My car whines a little too, mostly when I first start it up. I'm not sure if it's the power steering pump...it sounds more like it's in the front of the engine. My dealer said it was normal for that engine. Is that correct?


----------



## Davjefdunn (Oct 15, 2004)

WELCOME TO THE WORLD OF GENERAL MOTORS! All gm PSP's make alittle noise. It adds character


----------



## boschxpert (Nov 24, 2004)

is it a whine, or a churp?, gm p/s pumps are usually quiet unlike the fords, check the level and make sure its full on the dip stick, the only time i see gm pumps whine is when they are low, or have been run when low.


----------



## lisatw151 (Sep 8, 2004)

I was wondering the same. Mine whines a little on start up


----------



## No ConeSS (Nov 19, 2004)

Mine is in the shop for that right now. It whined loud (inside the car you can hear the whine as loud as the exhaust) since day one. I gave it a few thousand miles to see if it would 'break in' and go away, but no. So 4600 miles total, it's in the shop for new pump and pulley. I have heard several other GTO's in the St. Louis area, and not a single one was as loud as mine. I would feel embarrased to pull into a place where there were groups of people because this nice, new car has got horrible PS whine...


----------



## redbeast (Jul 31, 2004)

Mine whines a little and took it back to the dealer and they said there is nothig wrong with it. Its olways been the same and now at 9,500 miles it never got worst so it most be normal.


----------



## gillespiear (Dec 7, 2004)

Goat666 said:


> My power steering pump whines loudly. Does anyone else have this symtom?
> Got the old stethescope out to figure out where the annoyance was exactly coming from. Thanks nick


He GOAT666, my 04 had the same problem, I called Pontiac at the number in my owners manual. A tech got on the phone and made an appt with a local dealership who originally said they could not fix it. Well after the tech called em they fixed it in 1 day. Sweet car. Can't wait to complete some mods.

Regards
Tony


----------



## No ConeSS (Nov 19, 2004)

Well, here is my update on the whine....

They told me on Wed. before Turkey day that they needed to order the pulley for the pump, and it would take 2 days. Fine. I get a call about noon that Monday saying the car was all done.... hmmm that doesn't add up to 2 days, but OK, I go pick it up.

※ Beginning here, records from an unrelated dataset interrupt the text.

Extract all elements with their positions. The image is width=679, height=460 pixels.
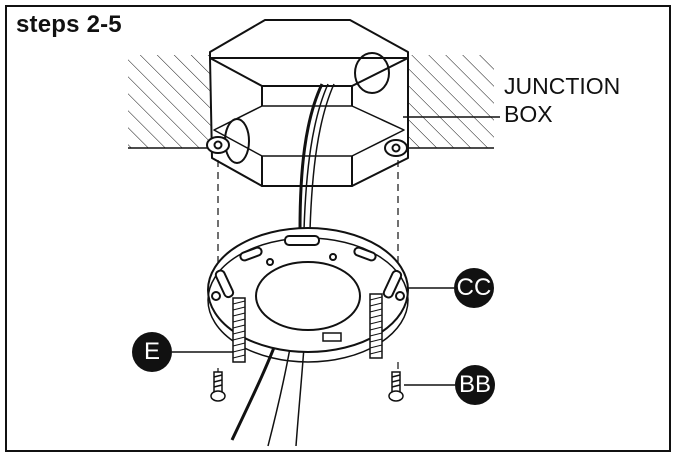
diagram-title: steps 2-5 — [16, 11, 122, 38]
callout-badge-bb: BB — [455, 365, 495, 405]
diagram-frame — [5, 5, 671, 452]
callout-badge-cc: CC — [454, 268, 494, 308]
leader-lines — [172, 116, 500, 386]
mounting-bracket — [207, 227, 409, 363]
threaded-screw-left — [232, 297, 246, 363]
ceiling-left — [128, 55, 213, 149]
junction-box-label-line1: JUNCTION — [504, 73, 621, 99]
bracket-screw-right — [388, 371, 404, 402]
junction-box — [206, 19, 409, 187]
callout-badge-e: E — [132, 332, 172, 372]
ceiling-right — [408, 55, 494, 149]
bracket-screw-left — [210, 371, 226, 402]
threaded-screw-right — [369, 293, 383, 359]
junction-box-label-line2: BOX — [504, 101, 553, 127]
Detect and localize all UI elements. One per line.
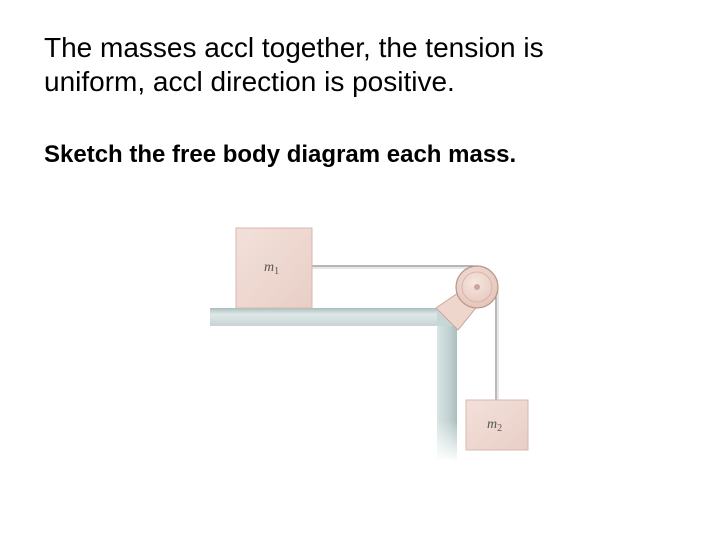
mass-2-label: m2 (487, 417, 502, 434)
pulley-rim (461, 271, 493, 303)
pulley-axle (474, 284, 480, 290)
slide-title: The masses accl together, the tension is… (44, 31, 704, 99)
title-line-2: uniform, accl direction is positive. (44, 66, 455, 97)
mass-1-block: m1 (235, 227, 313, 309)
table-side-fade (437, 420, 457, 462)
mass-2-block: m2 (465, 399, 529, 451)
table-top (210, 308, 460, 326)
title-line-1: The masses accl together, the tension is (44, 32, 544, 63)
mass-1-label: m1 (264, 260, 279, 277)
instruction-text: Sketch the free body diagram each mass. (44, 141, 517, 168)
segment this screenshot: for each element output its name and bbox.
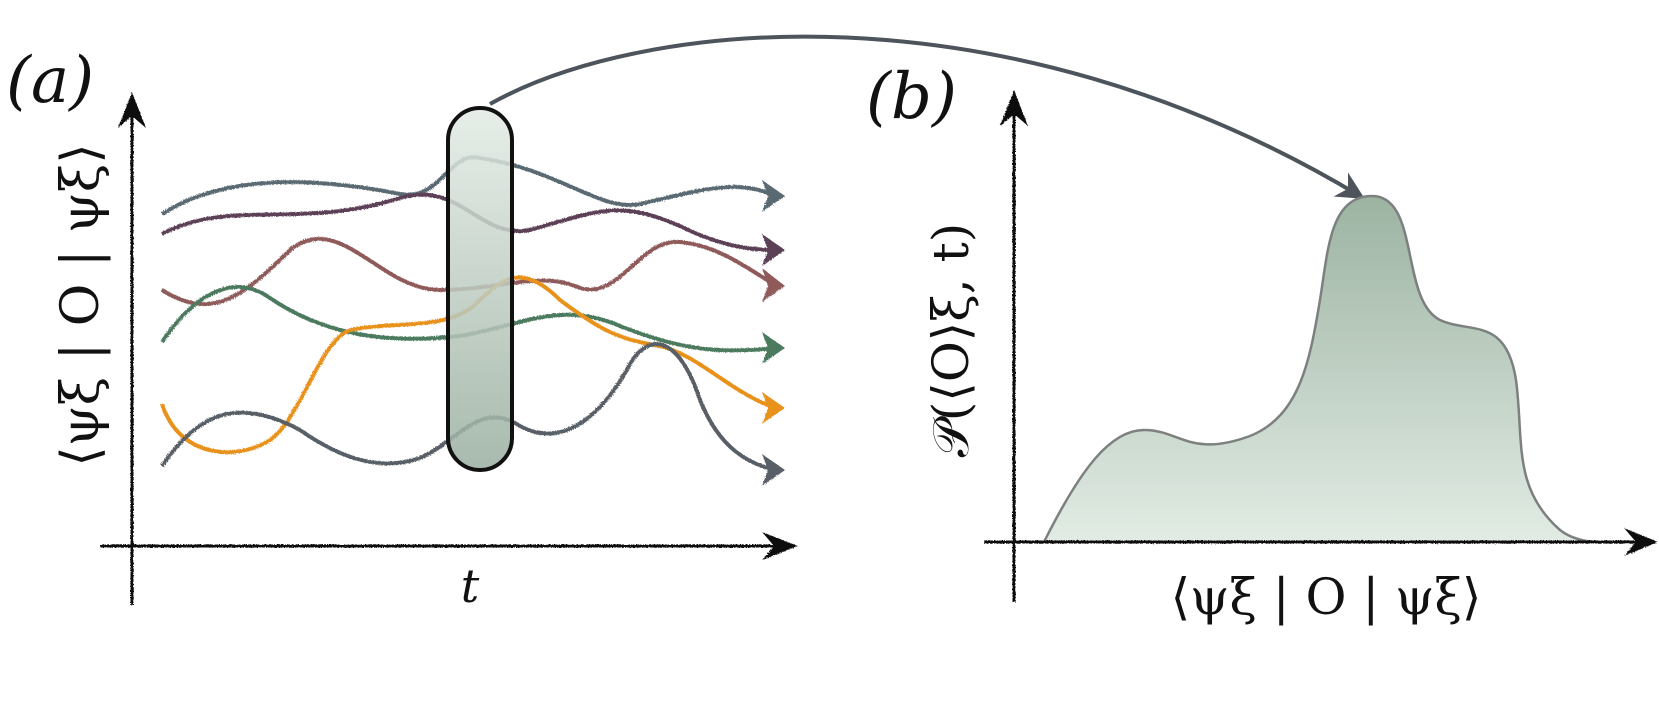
trajectory-arrowheads [762, 180, 785, 486]
connector-arrow [489, 34, 1365, 199]
panel-a-x-axis-label: t [461, 559, 480, 613]
panel-b-label: (b) [866, 60, 957, 134]
panel-a-label: (a) [6, 44, 94, 118]
panel-b-y-axis-label: 𝒫(⟨O⟩ξ, t) [922, 223, 980, 458]
panel-b-axes [984, 90, 1658, 602]
trajectory-4-arrowhead [762, 332, 785, 364]
panel-a-axes [100, 92, 798, 605]
panel-a: (a) ⟨ψξ | O | ψξ⟩ t [6, 44, 798, 613]
distribution-curve [1041, 194, 1599, 544]
trajectory-6-arrowhead [762, 454, 785, 486]
panel-a-x-arrowhead [762, 532, 798, 560]
panel-b-x-arrowhead [1624, 528, 1658, 556]
panel-b-x-axis-label: ⟨ψξ | O | ψξ⟩ [1171, 568, 1482, 626]
trajectory-6 [160, 342, 776, 472]
trajectory-5-arrowhead [762, 392, 785, 424]
panel-a-y-arrowhead [118, 92, 146, 128]
trajectory-3-arrowhead [762, 268, 785, 302]
trajectory-2-arrowhead [762, 234, 785, 266]
panel-b-y-arrowhead [1000, 90, 1028, 126]
time-slice-capsule [446, 106, 514, 472]
trajectory-1-arrowhead [762, 180, 785, 212]
panel-b: (b) 𝒫(⟨O⟩ξ, t) ⟨ψξ | O | ψξ⟩ [866, 60, 1658, 626]
panel-a-y-axis-label: ⟨ψξ | O | ψξ⟩ [51, 143, 111, 466]
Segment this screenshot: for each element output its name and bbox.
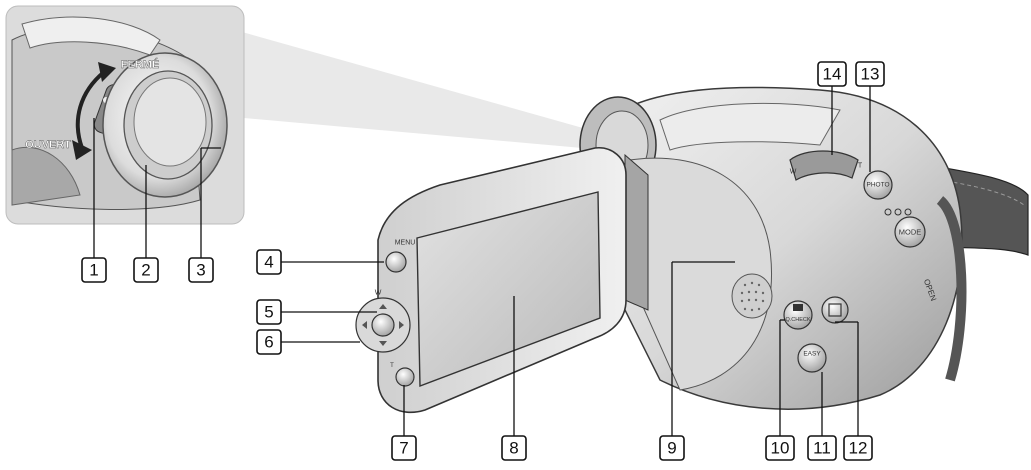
mode-label: MODE	[899, 228, 922, 237]
camcorder-body: W T PHOTO MODE OPEN Q.CHECK EASY	[355, 86, 1029, 414]
callout-2: 2	[133, 257, 159, 283]
svg-text:11: 11	[813, 439, 831, 458]
display-button[interactable]	[395, 367, 415, 387]
lens-inset: FERMÉ OUVERT	[5, 5, 590, 225]
photo-label: PHOTO	[867, 182, 890, 189]
callout-14: 14	[817, 61, 847, 87]
svg-text:13: 13	[861, 65, 880, 84]
switch-direction-arrow	[75, 70, 106, 149]
qcheck-label: Q.CHECK	[785, 317, 810, 323]
svg-text:14: 14	[823, 65, 842, 84]
svg-text:3: 3	[196, 261, 205, 280]
speaker-grille	[731, 273, 773, 319]
svg-text:12: 12	[849, 439, 868, 458]
dial-w-label: W	[375, 290, 382, 297]
svg-text:10: 10	[771, 439, 790, 458]
dial-t-label: T	[390, 363, 394, 369]
callout-9: 9	[659, 435, 685, 461]
lcd-hinge	[624, 153, 649, 311]
easy-label: EASY	[803, 351, 821, 358]
inset-pointer-wedge	[228, 28, 590, 148]
svg-text:2: 2	[141, 261, 150, 280]
svg-text:8: 8	[509, 439, 518, 458]
zoom-t-label: T	[858, 163, 863, 170]
callout-13: 13	[855, 61, 885, 87]
callout-8: 8	[501, 435, 527, 461]
svg-text:6: 6	[264, 333, 273, 352]
qcheck-button[interactable]	[783, 300, 813, 330]
leader-lines	[93, 86, 871, 436]
callout-7: 7	[391, 435, 417, 461]
svg-text:1: 1	[89, 261, 98, 280]
ok-button[interactable]	[371, 313, 395, 337]
lcd-screen	[416, 191, 601, 388]
zoom-w-label: W	[790, 169, 797, 176]
backlight-button[interactable]	[821, 296, 849, 324]
mode-button[interactable]	[894, 216, 926, 248]
callout-5: 5	[256, 299, 282, 325]
easy-button[interactable]	[797, 343, 827, 373]
ouvert-label: OUVERT	[25, 139, 71, 151]
callout-6: 6	[256, 329, 282, 355]
callout-11: 11	[807, 435, 837, 461]
callout-12: 12	[843, 435, 873, 461]
callout-10: 10	[765, 435, 795, 461]
callout-3: 3	[188, 257, 214, 283]
svg-text:5: 5	[264, 303, 273, 322]
menu-label: MENU	[395, 240, 416, 247]
callout-1: 1	[81, 257, 107, 283]
photo-button[interactable]	[863, 170, 893, 200]
ferme-label: FERMÉ	[121, 58, 160, 71]
backlight-icon	[828, 303, 842, 317]
svg-text:7: 7	[399, 439, 408, 458]
svg-text:4: 4	[264, 253, 273, 272]
menu-button[interactable]	[385, 251, 407, 273]
svg-text:9: 9	[667, 439, 676, 458]
callout-4: 4	[256, 249, 282, 275]
zoom-lever[interactable]	[789, 150, 859, 181]
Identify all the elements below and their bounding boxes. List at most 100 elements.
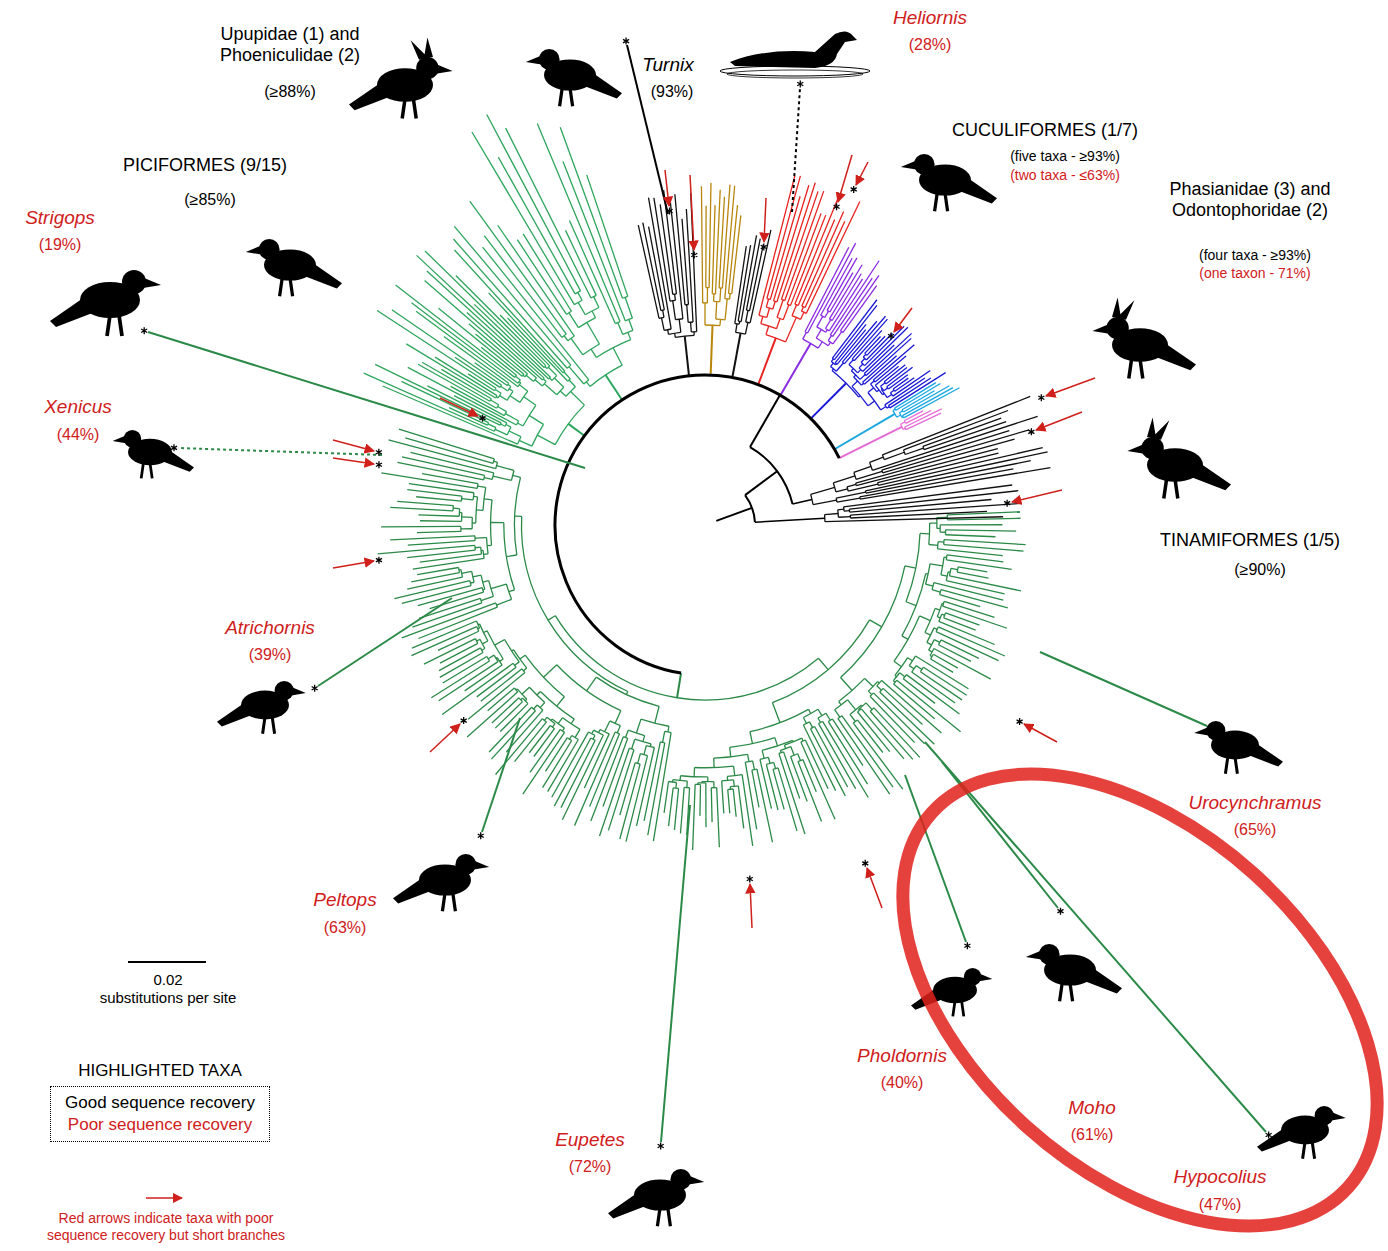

It whined louder than when I took it in. I checked under the hood to make sure they used ATF, not PS fluid, and drove it all week to see if the system needed to be 'cycled'... nope. Taking it back in tomorrow and see what happens then....


----------



## No ConeSS (Nov 19, 2004)

Got my car back yesterday and they said "It needed bleeding"... which I would guess should have been done during the original pump swap, but things happen. It definitely quieted back down to at least the level before I originally took it in.

I guess the pumps are just naturally noisy.... but then again, I may seek a different dealer for that "second opinion".


----------